Basic Res Cardiol. 2025 Aug 16. doi: 10.1007/s00395-025-01135-8. Online ahead of print.
ABSTRACT
Ischemic heart disease lacks optimal therapies targeting post-infarction inflammation and remodeling. The role of TCA cycle metabolites in modulating macrophage-driven cardiac inflammation remains unclear. This study hypothesized that AKG supplementation attenuates cardiac dysfunction by regulating macrophage activation via TCA cycle replenishment and FTO-dependent epigenetic mechanisms. Myocardial infarction was induced in male C57BL/6 mice and macrophage-specific FTO knockout mice via left anterior descending artery ligation. Mice received AKG supplementation.
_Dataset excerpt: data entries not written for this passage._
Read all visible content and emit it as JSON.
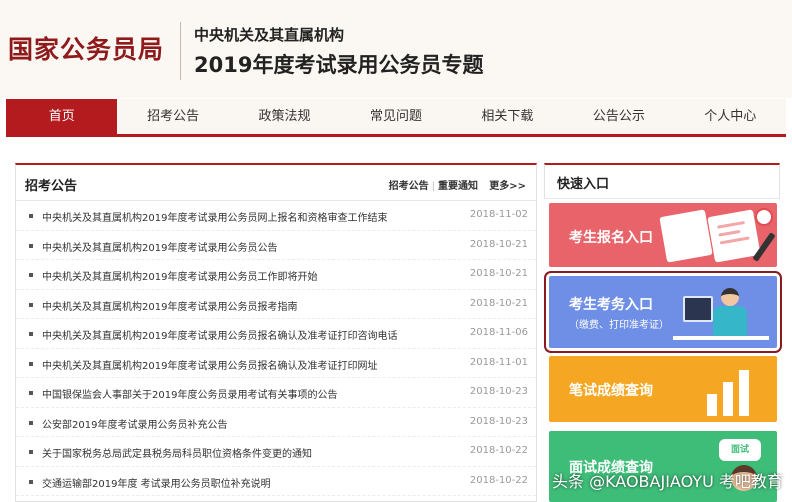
{
  "header": {
    "logo": "国家公务员局",
    "subtitle": "中央机关及其直属机构",
    "topic": "2019年度考试录用公务员专题"
  },
  "nav": {
    "items": [
      {
        "label": "首页",
        "active": true
      },
      {
        "label": "招考公告",
        "active": false
      },
      {
        "label": "政策法规",
        "active": false
      },
      {
        "label": "常见问题",
        "active": false
      },
      {
        "label": "相关下载",
        "active": false
      },
      {
        "label": "公告公示",
        "active": false
      },
      {
        "label": "个人中心",
        "active": false
      }
    ]
  },
  "announcements": {
    "title": "招考公告",
    "link_announcements": "招考公告",
    "link_notices": "重要通知",
    "more": "更多>>",
    "items": [
      {
        "title": "中央机关及其直属机构2019年度考试录用公务员网上报名和资格审查工作结束",
        "date": "2018-11-02"
      },
      {
        "title": "中央机关及其直属机构2019年度考试录用公务员公告",
        "date": "2018-10-21"
      },
      {
        "title": "中央机关及其直属机构2019年度考试录用公务员工作即将开始",
        "date": "2018-10-21"
      },
      {
        "title": "中央机关及其直属机构2019年度考试录用公务员报考指南",
        "date": "2018-10-21"
      },
      {
        "title": "中央机关及其直属机构2019年度考试录用公务员报名确认及准考证打印咨询电话",
        "date": "2018-11-06"
      },
      {
        "title": "中央机关及其直属机构2019年度考试录用公务员报名确认及准考证打印网址",
        "date": "2018-11-01"
      },
      {
        "title": "中国银保监会人事部关于2019年度公务员录用考试有关事项的公告",
        "date": "2018-10-23"
      },
      {
        "title": "公安部2019年度考试录用公务员补充公告",
        "date": "2018-10-23"
      },
      {
        "title": "关于国家税务总局武定县税务局科员职位资格条件变更的通知",
        "date": "2018-10-22"
      },
      {
        "title": "交通运输部2019年度 考试录用公务员职位补充说明",
        "date": "2018-10-22"
      }
    ]
  },
  "quick_access": {
    "title": "快速入口",
    "registration": "考生报名入口",
    "exam_affairs": "考生考务入口",
    "exam_affairs_sub": "（缴费、打印准考证）",
    "written_scores": "笔试成绩查询",
    "interview_scores": "面试成绩查询",
    "interview_bubble": "面试"
  },
  "watermark": "头条 @KAOBAJIAOYU 考吧教育",
  "colors": {
    "brand_red": "#b31b1e",
    "card_registration": "#e8646a",
    "card_exam_affairs": "#6f8fe6",
    "card_written": "#f5a623",
    "card_interview": "#3ebd78"
  }
}
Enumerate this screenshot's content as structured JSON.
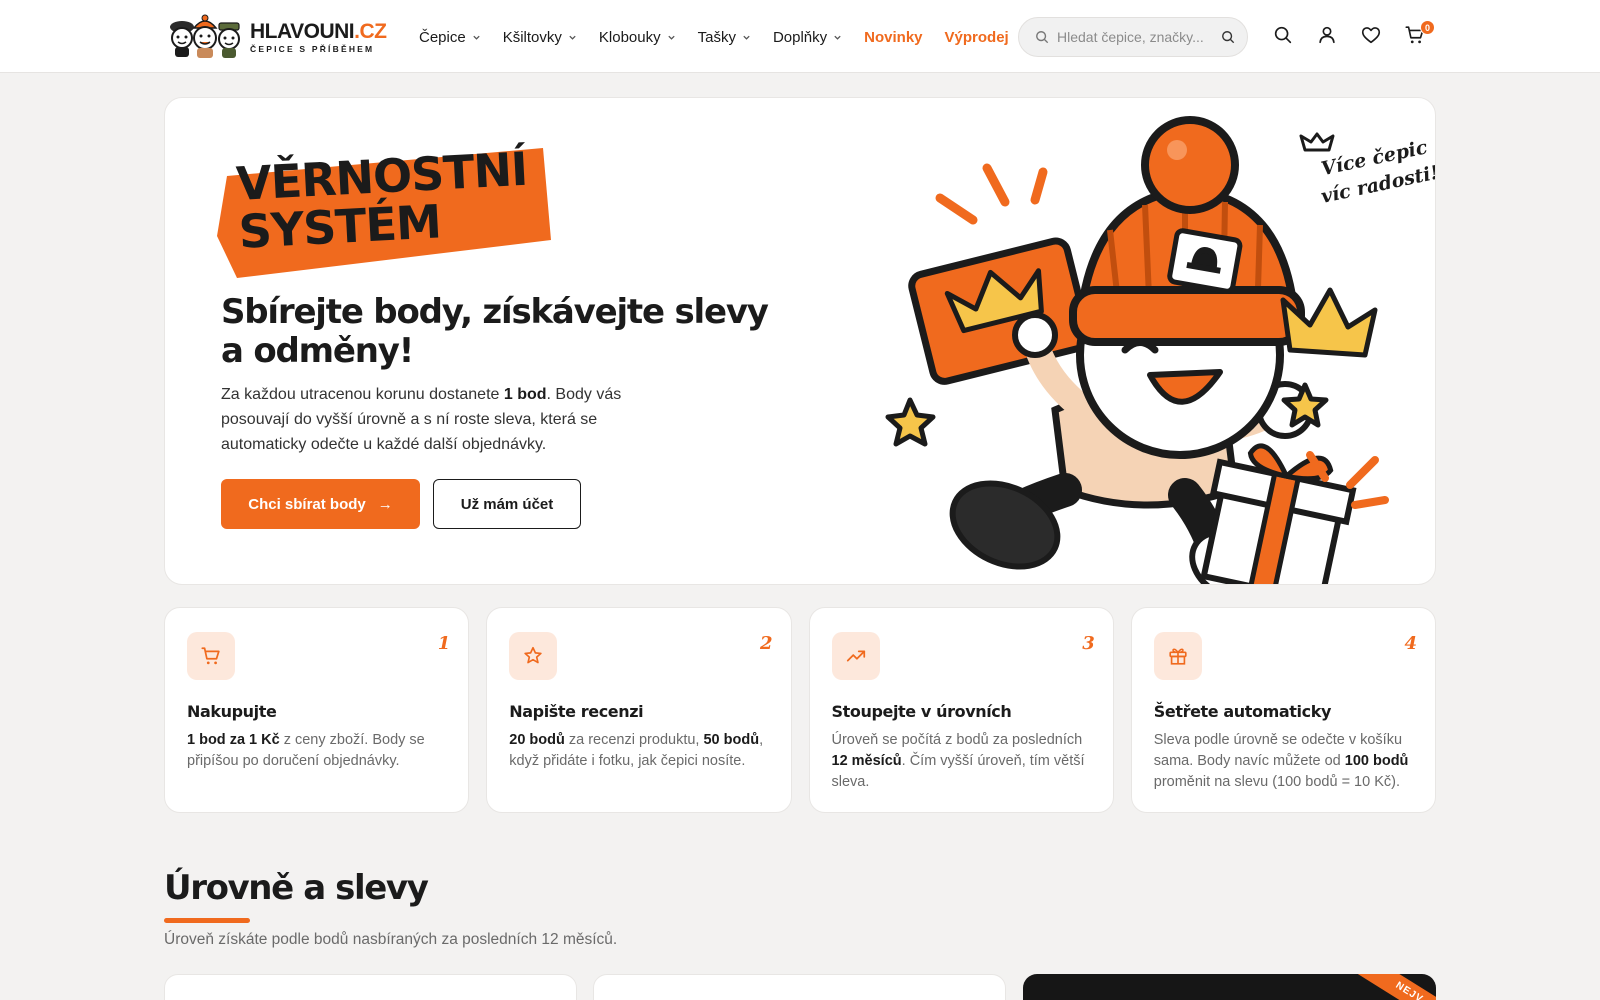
{
  "header": {
    "logo": {
      "name": "HLAVOUNI",
      "tld": ".CZ",
      "tagline": "ČEPICE S PŘÍBĚHEM"
    },
    "nav": [
      {
        "label": "Čepice",
        "dropdown": true
      },
      {
        "label": "Kšiltovky",
        "dropdown": true
      },
      {
        "label": "Klobouky",
        "dropdown": true
      },
      {
        "label": "Tašky",
        "dropdown": true
      },
      {
        "label": "Doplňky",
        "dropdown": true
      },
      {
        "label": "Novinky",
        "dropdown": false,
        "accent": true
      },
      {
        "label": "Výprodej",
        "dropdown": false,
        "accent": true
      }
    ],
    "search": {
      "placeholder": "Hledat čepice, značky..."
    },
    "icons": [
      "search-icon",
      "user-icon",
      "heart-icon",
      "cart-icon"
    ],
    "cart_count": "0"
  },
  "hero": {
    "badge": [
      "VĚRNOSTNÍ",
      "SYSTÉM"
    ],
    "title": "Sbírejte body, získávejte slevy a odměny!",
    "desc_pre": "Za každou utracenou korunu dostanete ",
    "desc_bold": "1 bod",
    "desc_post": ". Body vás posouvají do vyšší úrovně a s ní roste sleva, která se automaticky odečte u každé další objednávky.",
    "primary_cta": "Chci sbírat body",
    "secondary_cta": "Už mám účet",
    "handwritten": [
      "Více čepic",
      "víc radosti!"
    ]
  },
  "steps": [
    {
      "num": "1",
      "icon": "cart-icon",
      "title": "Nakupujte",
      "text": [
        {
          "b": "1 bod za 1 Kč"
        },
        {
          "t": " z ceny zboží. Body se připíšou po doručení objednávky."
        }
      ]
    },
    {
      "num": "2",
      "icon": "star-icon",
      "title": "Napište recenzi",
      "text": [
        {
          "b": "20 bodů"
        },
        {
          "t": " za recenzi produktu, "
        },
        {
          "b": "50 bodů"
        },
        {
          "t": ", když přidáte i fotku, jak čepici nosíte."
        }
      ]
    },
    {
      "num": "3",
      "icon": "trending-up-icon",
      "title": "Stoupejte v úrovních",
      "text": [
        {
          "t": "Úroveň se počítá z bodů za posledních "
        },
        {
          "b": "12 měsíců"
        },
        {
          "t": ". Čím vyšší úroveň, tím větší sleva."
        }
      ]
    },
    {
      "num": "4",
      "icon": "gift-icon",
      "title": "Šetřete automaticky",
      "text": [
        {
          "t": "Sleva podle úrovně se odečte v košíku sama. Body navíc můžete od "
        },
        {
          "b": "100 bodů"
        },
        {
          "t": " proměnit na slevu (100 bodů = 10 Kč)."
        }
      ]
    }
  ],
  "levels": {
    "title": "Úrovně a slevy",
    "subtitle": "Úroveň získáte podle bodů nasbíraných za posledních 12 měsíců.",
    "ribbon": "NEJV"
  },
  "colors": {
    "accent": "#f06a1e",
    "dark": "#1b1b1b",
    "bg": "#f3f2f1"
  }
}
Techniques included echocardiography, histopathology, flow cytometry (quantifying Ly6C+ macrophages), m6A-RIP-qPCR (assessing Stat3 mRNA methylation), Western blotting (JAK1/STAT3 pathway), Seahorse metabolic analysis (BMDMs), and in vitro BMDM cultures. Data are mean ± SD; statistical significance (p < 0.05) assessed by t-test/ANOVA. AKG restored TCA cycle flux and significantly reduced infarct size (p < 0.01). It attenuated pro-inflammatory Ly6C+ macrophage infiltration (p < 0.05) versus controls. AKG required macrophage FTO expression, increasing STAT3 nuclear translocation (p < 0.05) via FTO-mediated m6A demethylation of Stat3 mRNA (p < 0.01). This activated JAK1/STAT3 signaling, driving anti-inflammatory polarization and metabolic reprogramming (p < 0.05). AKG supplementation attenuates post-infarction cardiac dysfunction primarily through FTO-mediated m6A demethylation of Stat3 in macrophages, activating JAK1/STAT3 signaling to promote anti-inflammatory polarization and metabolic reprogramming. This defines a novel metabolite-epigenetic pathway (AKG-FTO-m6A-STAT3) for immunomodulation in ischemic injury, highlighting TCA cycle replenishment as a therapeutic strategy.